This guide walks you through deploying a fully functional Saferwall instance on a local Kind (Kubernetes in Docker) cluster. This is the recommended path for evaluating the platform before committing to a production deployment.

By the end of this guide you will have:

  • A 4-node Kubernetes cluster running inside Docker containers
  • The complete Saferwall stack: web UI, REST API, antivirus engines, and processing pipeline
  • A full observability stack: Prometheus, Grafana, Loki, Tempo, and Alloy
  • Trusted HTTPS on local domains
  • The ability to create an account, upload a file, and see scan results

Prerequisites

RequirementDetails
OSUbuntu 24.04 LTS or Debian 13 (fresh install)
RAM16 GB minimum, 32 GB recommended
CPU8 cores minimum, 16 recommended
Disk50 GB free space
UserA non-root user with sudo privileges
NetworkInternet access (to pull container images and Helm charts)

Note: The Kind cluster runs 4 Docker containers (1 control-plane + 3 workers) and deploys around 20 pods.

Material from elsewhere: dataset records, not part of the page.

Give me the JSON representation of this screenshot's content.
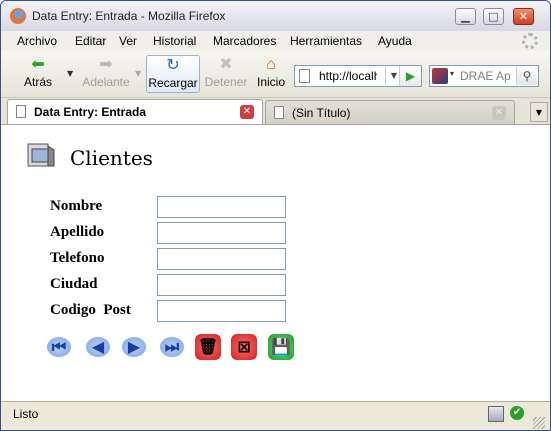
{
  "window": {
    "title": "Data Entry: Entrada - Mozilla Firefox",
    "minimize": "▁",
    "maximize": "□",
    "close": "✕"
  },
  "menu": [
    "Archivo",
    "Editar",
    "Ver",
    "Historial",
    "Marcadores",
    "Herramientas",
    "Ayuda"
  ],
  "toolbar": {
    "back": "Atrás",
    "forward": "Adelante",
    "reload": "Recargar",
    "stop": "Detener",
    "home": "Inicio",
    "url": "http://localhost",
    "search_placeholder": "DRAE Ap"
  },
  "tabs": [
    {
      "label": "Data Entry: Entrada",
      "active": true
    },
    {
      "label": "(Sin Título)",
      "active": false
    }
  ],
  "page": {
    "heading": "Clientes",
    "fields": [
      {
        "label": "Nombre",
        "value": ""
      },
      {
        "label": "Apellido",
        "value": ""
      },
      {
        "label": "Telefono",
        "value": ""
      },
      {
        "label": "Ciudad",
        "value": ""
      },
      {
        "label": "Codigo  Post",
        "value": ""
      }
    ],
    "actions": [
      {
        "name": "first-record",
        "icon": "first-icon"
      },
      {
        "name": "previous-record",
        "icon": "previous-icon"
      },
      {
        "name": "next-record",
        "icon": "next-icon"
      },
      {
        "name": "last-record",
        "icon": "last-icon"
      },
      {
        "name": "delete-record",
        "icon": "trash-icon"
      },
      {
        "name": "cancel-record",
        "icon": "cancel-icon"
      },
      {
        "name": "save-record",
        "icon": "save-icon"
      }
    ]
  },
  "status": {
    "text": "Listo"
  }
}
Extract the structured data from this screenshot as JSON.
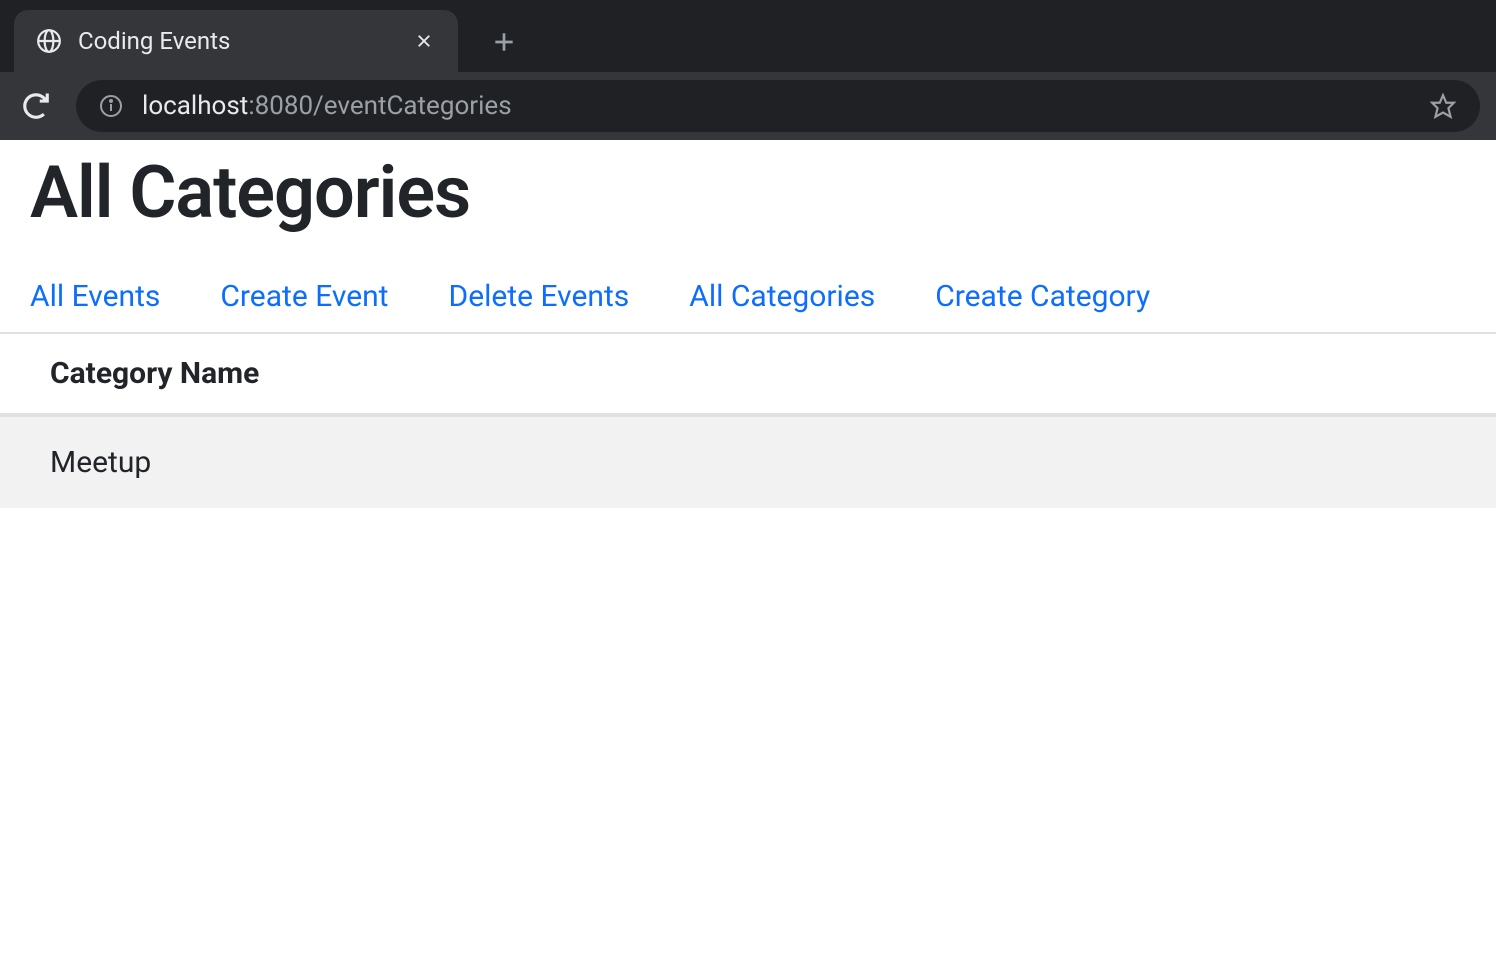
{
  "browser": {
    "tab": {
      "title": "Coding Events"
    },
    "url": {
      "host": "localhost",
      "path": ":8080/eventCategories"
    }
  },
  "page": {
    "title": "All Categories"
  },
  "nav": {
    "links": [
      {
        "label": "All Events"
      },
      {
        "label": "Create Event"
      },
      {
        "label": "Delete Events"
      },
      {
        "label": "All Categories"
      },
      {
        "label": "Create Category"
      }
    ]
  },
  "table": {
    "header": "Category Name",
    "rows": [
      {
        "name": "Meetup"
      }
    ]
  }
}
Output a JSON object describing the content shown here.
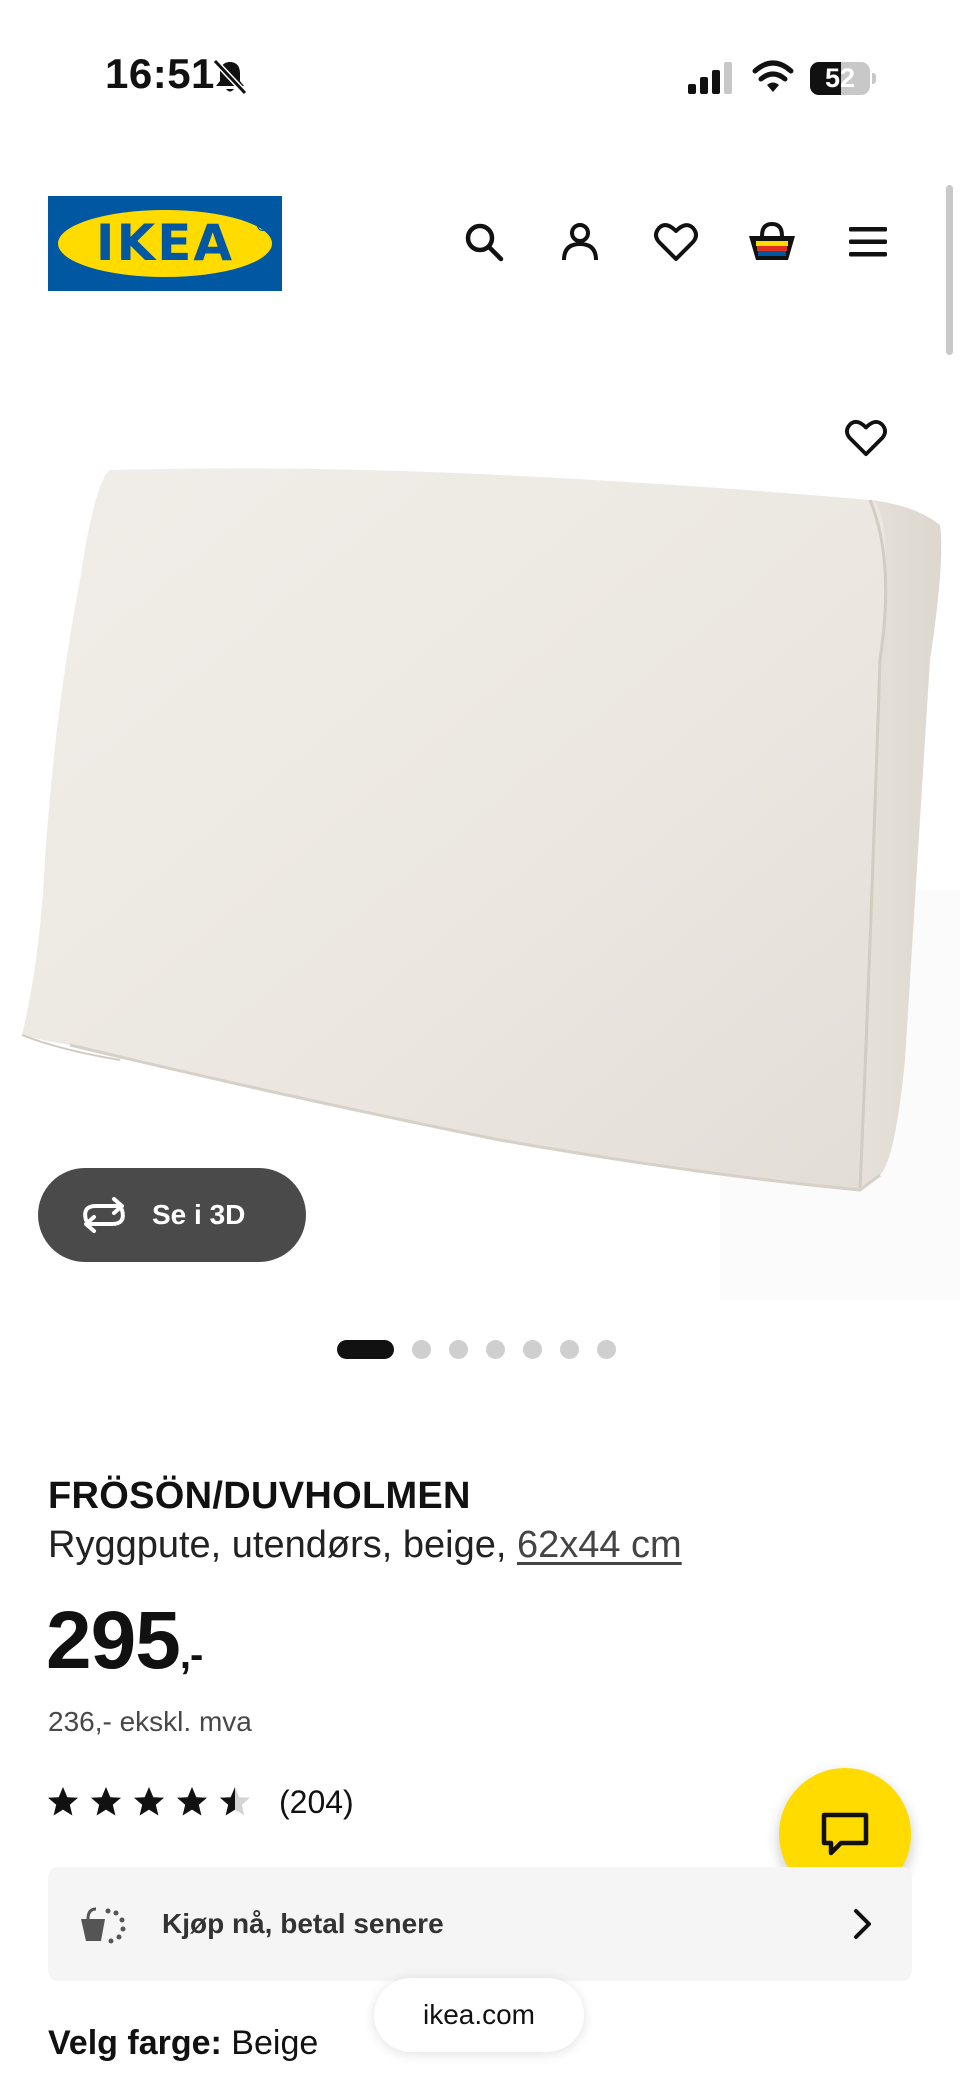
{
  "status_bar": {
    "time": "16:51",
    "battery_level": "52",
    "icons": [
      "bell-slash-icon",
      "cellular-signal-icon",
      "wifi-icon",
      "battery-icon"
    ]
  },
  "header": {
    "logo_text": "IKEA",
    "icons": [
      "search-icon",
      "account-icon",
      "heart-icon",
      "shopping-bag-icon",
      "menu-icon"
    ]
  },
  "gallery": {
    "view_3d_label": "Se i 3D",
    "slide_count": 7,
    "active_slide": 1
  },
  "product": {
    "name": "FRÖSÖN/DUVHOLMEN",
    "description": "Ryggpute, utendørs, beige,",
    "size_link": "62x44 cm",
    "price_main": "295",
    "price_suffix": ",-",
    "price_ex_vat": "236,- ekskl. mva",
    "rating_value": 4.5,
    "rating_count": "(204)"
  },
  "buy_now_pay_later": {
    "label": "Kjøp nå, betal senere"
  },
  "color": {
    "label": "Velg farge:",
    "value": "Beige"
  },
  "browser": {
    "url": "ikea.com"
  },
  "colors": {
    "ikea_blue": "#0058a3",
    "ikea_yellow": "#ffdb00",
    "dark_button": "#4a4a4a"
  }
}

Resource-constrained machines may experience slow startups or pod evictions.

1. Extract the Distribution Archive

Extract the saferwall-kind-dev.zip archive you received and enter the directory:

unzip saferwall-kind-dev.zip
cd saferwall-kind-dev

2. Install All Prerequisites

A single make target installs everything you need: Docker, Go, Kind, kubectl, Helm, Helmfile, and mkcert.

make kind/setup/ubuntu

This command will:

  1. Install Docker from the official Docker repository and enable the service
  2. Add your user to the docker group
  3. Tune kernel inotify limits (required by Kind)
  4. Install Go
  5. Install Kind
  6. Install Helm
  7. Install Helmfile
  8. Install kubectl
  9. Install mkcert (local CA for trusted TLS)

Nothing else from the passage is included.